The Mourner smiled beneath his mask.

"Become what they feared most."

He pressed a small black stone into her hand. It pulsed faintly, like a dying heartbeat.

"This will lead you to the Circle's Heart. To the Founders' Bloodline."

Liora tightened her grip around the stone.

Founders.

Those who had created the Circle in the first place.
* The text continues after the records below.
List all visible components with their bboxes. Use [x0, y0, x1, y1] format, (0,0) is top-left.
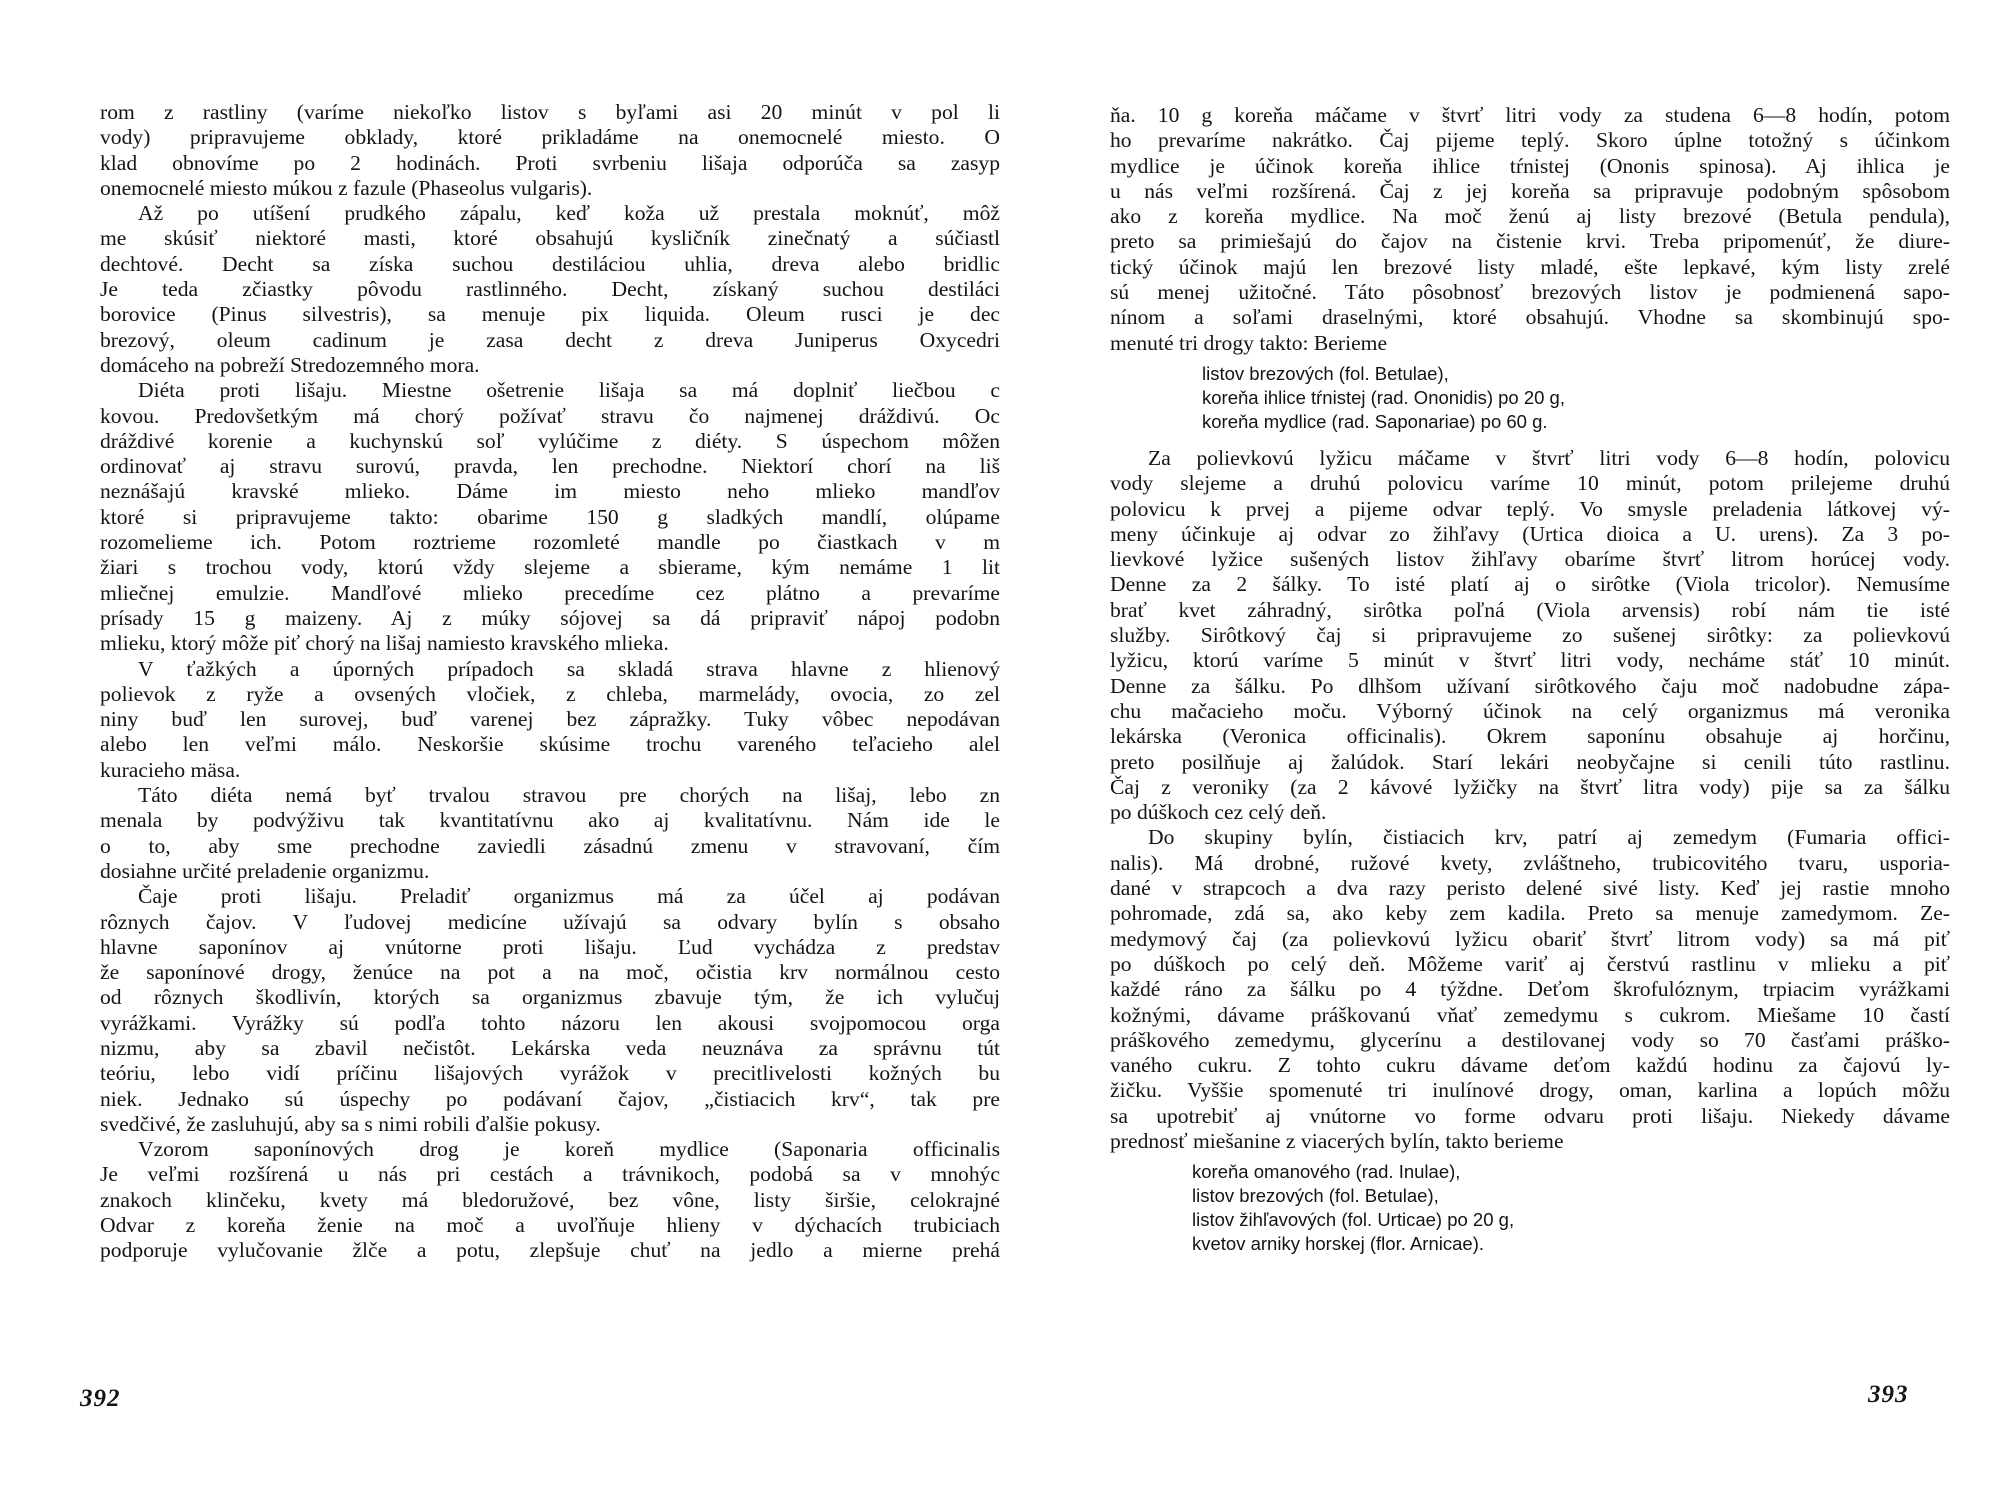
text-line: práškového zemedymu, glycerínu a destilovanej vody so 70 časťami práško- [1110, 1027, 1950, 1052]
text-line: menuté tri drogy takto: Berieme [1110, 330, 1388, 355]
text-line: rom z rastliny (varíme niekoľko listov s byľami asi 20 minút v pol li [100, 100, 1000, 124]
text-line: prednosť miešanine z viacerých bylín, takto berieme [1110, 1128, 1564, 1153]
text-line: kovou. Predovšetkým má chorý požívať stravu čo najmenej dráždivú. Oc [100, 403, 1000, 428]
text-line: služby. Sirôtkový čaj si pripravujeme zo sušenej sirôtky: za polievkovú [1110, 623, 1950, 648]
text-line: pohromade, zdá sa, ako keby zem kadila. Preto sa menuje zamedymom. Ze- [1110, 901, 1950, 926]
text-line: dosiahne určité preladenie organizmu. [100, 858, 430, 883]
text-line: preto posilňuje aj žalúdok. Starí lekári neobyčajne si cenili túto rastlinu. [1110, 749, 1950, 774]
text-line: sú menej užitočné. Táto pôsobnosť brezových listov je podmienená sapo- [1110, 280, 1950, 305]
list-item: koreňa mydlice (rad. Saponariae) po 60 g. [1202, 410, 1548, 432]
text-line: dané v strapcoch a dva razy peristo delené sivé listy. Keď jej rastie mnoho [1110, 876, 1950, 901]
text-line: onemocnelé miesto múkou z fazule (Phaseolus vulgaris). [100, 175, 593, 200]
text-line: Vzorom saponínových drog je koreň mydlice (Saponaria officinalis [138, 1137, 1000, 1162]
left-page [0, 0, 1000, 1500]
text-line: sa upotrebiť aj vnútorne vo forme odvaru proti lišaju. Niekedy dávame [1110, 1103, 1950, 1128]
list-item: kvetov arniky horskej (flor. Arnicae). [1192, 1233, 1484, 1255]
text-line: domáceho na pobreží Stredozemného mora. [100, 352, 480, 377]
text-line: mydlice je účinok koreňa ihlice tŕnistej (Ononis spinosa). Aj ihlica je [1110, 153, 1950, 178]
text-line: polovicu k prvej a pijeme odvar teplý. Vo smysle preladenia látkovej vý- [1110, 496, 1950, 521]
text-line: Je veľmi rozšírená u nás pri cestách a trávnikoch, podobá sa v mnohýc [100, 1162, 1000, 1187]
list-item: listov žihľavových (fol. Urticae) po 20 g, [1192, 1209, 1515, 1231]
text-line: klad obnovíme po 2 hodinách. Proti svrbeniu lišaja odporúča sa zasyp [100, 150, 1000, 175]
text-line: o to, aby sme prechodne zaviedli zásadnú zmenu v stravovaní, čím [100, 833, 1000, 858]
text-line: nalis). Má drobné, ružové kvety, zvláštneho, trubicovitého tvaru, usporia- [1110, 850, 1950, 875]
page-number-right: 393 [1868, 1381, 1909, 1408]
list-item: koreňa omanového (rad. Inulae), [1192, 1161, 1461, 1183]
text-line: Denne za šálku. Po dlhšom užívaní sirôtkového čaju moč nadobudne zápa- [1110, 673, 1950, 698]
text-line: vaného cukru. Z tohto cukru dávame deťom každú hodinu za čajovú ly- [1110, 1053, 1950, 1078]
text-line: mliečnej emulzie. Mandľové mlieko precedíme cez plátno a prevaríme [100, 580, 1000, 605]
text-line: menala by podvýživu tak kvantitatívnu ako aj kvalitatívnu. Nám ide le [100, 808, 1000, 833]
text-line: prísady 15 g maizeny. Aj z múky sójovej sa dá pripraviť nápoj podobn [100, 605, 1000, 630]
text-line: borovice (Pinus silvestris), sa menuje pix liquida. Oleum rusci je dec [100, 302, 1000, 327]
text-line: od rôznych škodlivín, ktorých sa organizmus zbavuje tým, že ich vylučuj [100, 985, 1000, 1010]
text-line: Denne za 2 šálky. To isté platí aj o sirôtke (Viola tricolor). Nemusíme [1110, 572, 1950, 597]
text-line: Diéta proti lišaju. Miestne ošetrenie lišaja sa má doplniť liečbou c [138, 378, 1000, 403]
text-line: vyrážkami. Vyrážky sú podľa tohto názoru len akousi svojpomocou orga [100, 1010, 1000, 1035]
text-line: rozomelieme ich. Potom roztrieme rozomleté mandle po čiastkach v m [100, 530, 1000, 555]
text-line: Čaje proti lišaju. Preladiť organizmus má za účel aj podávan [138, 884, 1000, 909]
text-line: u nás veľmi rozšírená. Čaj z jej koreňa sa pripravuje podobným spôsobom [1110, 178, 1950, 203]
right-page-text [1110, 103, 1950, 1268]
text-line: hlavne saponínov aj vnútorne proti lišaju. Ľud vychádza z predstav [100, 934, 1000, 959]
text-line: Je teda zčiastky pôvodu rastlinného. Decht, získaný suchou destiláci [100, 277, 1000, 302]
text-line: ňa. 10 g koreňa máčame v štvrť litri vody za studena 6—8 hodín, potom [1110, 103, 1950, 127]
list-item: listov brezových (fol. Betulae), [1202, 362, 1449, 384]
text-line: kuracieho mäsa. [100, 757, 241, 782]
ingredient-list-2 [1192, 1160, 1950, 1256]
text-line: kožnými, dávame práškovanú vňať zemedymu s cukrom. Miešame 10 častí [1110, 1002, 1950, 1027]
text-line: vody slejeme a druhú polovicu varíme 10 minút, potom prilejeme druhú [1110, 471, 1950, 496]
text-line: brať kvet záhradný, sirôtka poľná (Viola arvensis) robí nám tie isté [1110, 597, 1950, 622]
text-line: medymový čaj (za polievkovú lyžicu obariť štvrť litrom vody) sa má piť [1110, 926, 1950, 951]
text-line: V ťažkých a úporných prípadoch sa skladá strava hlavne z hlienový [138, 656, 1000, 681]
paragraph-1 [1110, 103, 1950, 356]
text-line: dráždivé korenie a kuchynskú soľ vylúčime z diéty. S úspechom môžen [100, 428, 1000, 453]
text-line: alebo len veľmi málo. Neskoršie skúsime trochu vareného teľacieho alel [100, 732, 1000, 757]
paragraph-3 [1110, 825, 1950, 1154]
text-line: znakoch klinčeku, kvety má bledoružové, bez vône, listy širšie, celokrajné [100, 1187, 1000, 1212]
text-line: meny účinkuje aj odvar zo žihľavy (Urtica dioica a U. urens). Za 3 po- [1110, 521, 1950, 546]
text-line: tický účinok majú len brezové listy mladé, ešte lepkavé, kým listy zrelé [1110, 254, 1950, 279]
text-line: vody) pripravujeme obklady, ktoré prikladáme na onemocnelé miesto. O [100, 125, 1000, 150]
text-line: niek. Jednako sú úspechy po podávaní čajov, „čistiacich krv“, tak pre [100, 1086, 1000, 1111]
text-line: že saponínové drogy, ženúce na pot a na moč, očistia krv normálnou cesto [100, 960, 1000, 985]
text-line: každé ráno za šálku po 4 týždne. Deťom škrofulóznym, trpiacim vyrážkami [1110, 977, 1950, 1002]
text-line: Táto diéta nemá byť trvalou stravou pre chorých na lišaj, lebo zn [138, 783, 1000, 808]
left-page-text [100, 100, 1000, 1264]
list-item: listov brezových (fol. Betulae), [1192, 1185, 1439, 1207]
text-line: Za polievkovú lyžicu máčame v štvrť litri vody 6—8 hodín, polovicu [1148, 445, 1950, 470]
text-line: lekárska (Veronica officinalis). Okrem saponínu obsahuje aj horčinu, [1110, 724, 1950, 749]
text-line: po dúškoch cez celý deň. [1110, 800, 1327, 825]
text-line: lievkové lyžice sušených listov žihľavy obaríme štvrť litrom horúcej vody. [1110, 547, 1950, 572]
text-line: chu mačacieho moču. Výborný účinok na celý organizmus má veronika [1110, 698, 1950, 723]
text-line: brezový, oleum cadinum je zasa decht z dreva Juniperus Oxycedri [100, 327, 1000, 352]
text-line: Čaj z veroniky (za 2 kávové lyžičky na štvrť litra vody) pije sa za šálku [1110, 774, 1950, 799]
text-line: Až po utíšení prudkého zápalu, keď koža už prestala moknúť, môž [138, 201, 1000, 226]
text-line: niny buď len surovej, buď varenej bez zápražky. Tuky vôbec nepodávan [100, 707, 1000, 732]
page-number-left: 392 [80, 1385, 121, 1412]
text-line: teóriu, lebo vidí príčinu lišajových vyrážok v precitlivelosti kožných bu [100, 1061, 1000, 1086]
paragraph-2 [1110, 446, 1950, 825]
text-line: podporuje vylučovanie žlče a potu, zlepšuje chuť na jedlo a mierne prehá [100, 1238, 1000, 1263]
text-line: neznášajú kravské mlieko. Dáme im miesto neho mlieko mandľov [100, 479, 1000, 504]
text-line: mlieku, ktorý môže piť chorý na lišaj namiesto kravského mlieka. [100, 631, 669, 656]
text-line: svedčivé, že zasluhujú, aby sa s nimi robili ďalšie pokusy. [100, 1111, 601, 1136]
text-line: nínom a soľami draselnými, ktoré obsahujú. Vhodne sa skombinujú spo- [1110, 305, 1950, 330]
text-line: preto sa primiešajú do čajov na čistenie krvi. Treba pripomenúť, že diure- [1110, 229, 1950, 254]
text-line: žiari s trochou vody, ktorú vždy slejeme a sbierame, kým nemáme 1 lit [100, 555, 1000, 580]
text-line: ordinovať aj stravu surovú, pravda, len prechodne. Niektorí chorí na liš [100, 454, 1000, 479]
text-line: nizmu, aby sa zbavil nečistôt. Lekárska veda neuznáva za správnu tút [100, 1035, 1000, 1060]
text-line: po dúškoch po celý deň. Môžeme variť aj čerstvú rastlinu v mlieku a piť [1110, 951, 1950, 976]
right-page [1000, 0, 2016, 1500]
text-line: rôznych čajov. V ľudovej medicíne užívajú sa odvary bylín s obsaho [100, 909, 1000, 934]
text-line: Odvar z koreňa ženie na moč a uvoľňuje hlieny v dýchacích trubiciach [100, 1213, 1000, 1238]
text-line: polievok z ryže a ovsených vločiek, z chleba, marmelády, ovocia, zo zel [100, 681, 1000, 706]
text-line: žičku. Vyššie spomenuté tri inulínové drogy, oman, karlina a lopúch môžu [1110, 1078, 1950, 1103]
text-line: me skúsiť niektoré masti, ktoré obsahujú kysličník zinečnatý a súčiastl [100, 226, 1000, 251]
text-line: ho prevaríme nakrátko. Čaj pijeme teplý. Skoro úplne totožný s účinkom [1110, 128, 1950, 153]
text-line: lyžicu, ktorú varíme 5 minút v štvrť litri vody, necháme stáť 10 minút. [1110, 648, 1950, 673]
text-line: ktoré si pripravujeme takto: obarime 150 g sladkých mandlí, olúpame [100, 504, 1000, 529]
text-line: Do skupiny bylín, čistiacich krv, patrí aj zemedym (Fumaria offici- [1148, 825, 1950, 850]
text-line: ako z koreňa mydlice. Na moč ženú aj listy brezové (Betula pendula), [1110, 204, 1950, 229]
ingredient-list-1 [1202, 362, 1950, 434]
text-line: dechtové. Decht sa získa suchou destiláciou uhlia, dreva alebo bridlic [100, 251, 1000, 276]
list-item: koreňa ihlice tŕnistej (rad. Ononidis) po 20 g, [1202, 386, 1565, 408]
The ones who had hidden themselves behind false names and puppet kings, bleeding the world dry from the shadows.

If she could sever the bloodline… the Circle would wither and die.

But power like that was never left undefended.

That night, camped among the dead relics, Liora felt the Codex thrum beneath her hand.

It whispered promises — power beyond imagining, magic so potent it could warp reality itself.

All she had to do was surrender.

A part of her — the raw, broken thing left after losing Tessa and Lienne — almost wanted to.

But then she heard another whisper, low and soft, almost lost beneath the Codex's greed:

Her mother's voice.

"The ash in your blood will bloom in fire, my little flame."

Not submission.

Rebirth.

She opened the Codex carefully. Blood from her cracked knuckles dripped onto the first page, and the book greedily absorbed it.

Spells bloomed across the parchment in jagged, living script.

Not just necromancy anymore.

This was something older.

Soulforging.

The art of reshaping life and death itself.

"You're mine now," she whispered to the Codex.

And it purred in her hands.

At dawn, she set out toward the south, where the stone's pulse grew hotter with every step.

The Circle's Heart waited.

And Liora was no longer coming to bargain.

She was coming to burn them all.

Far away, in a tower of black glass overlooking a dying sea, Mavrek stood before a gathering of the White Circle's inner council.

Only seven remained now.

Old men and women, hollowed out by centuries of dark magic, their flesh clinging to bones more out of spite than life.

"She passed the Trial," Mavrek said, his voice calm. "The Codex is hers now."

The council muttered among themselves — fear, disbelief, rage.

"We must act," spat one, her mouth crumbling into ash as she spoke. "Before she reaches the Heart."

"You will not," Mavrek said smoothly. "You will do nothing."

They turned on him as one.

"You dare—"

Mavrek smiled thinly.

"You shaped her into what she is. You forged the hammer. Now you will feel its blow."

"Traitor!" another councilor shrieked.

Mavrek tilted his head.

"No. I am evolution."

And with a flick of his hand, the oldest among them — the First Voice of the Circle — crumpled to the floor, his soul ripped clean from his body, screaming as it burned to ash.

The others fell silent, trembling.

"Prepare yourselves," Mavrek said. "The era of the White Circle ends not with a coronation… but a funeral."

Outside the black tower, the skies began to bleed.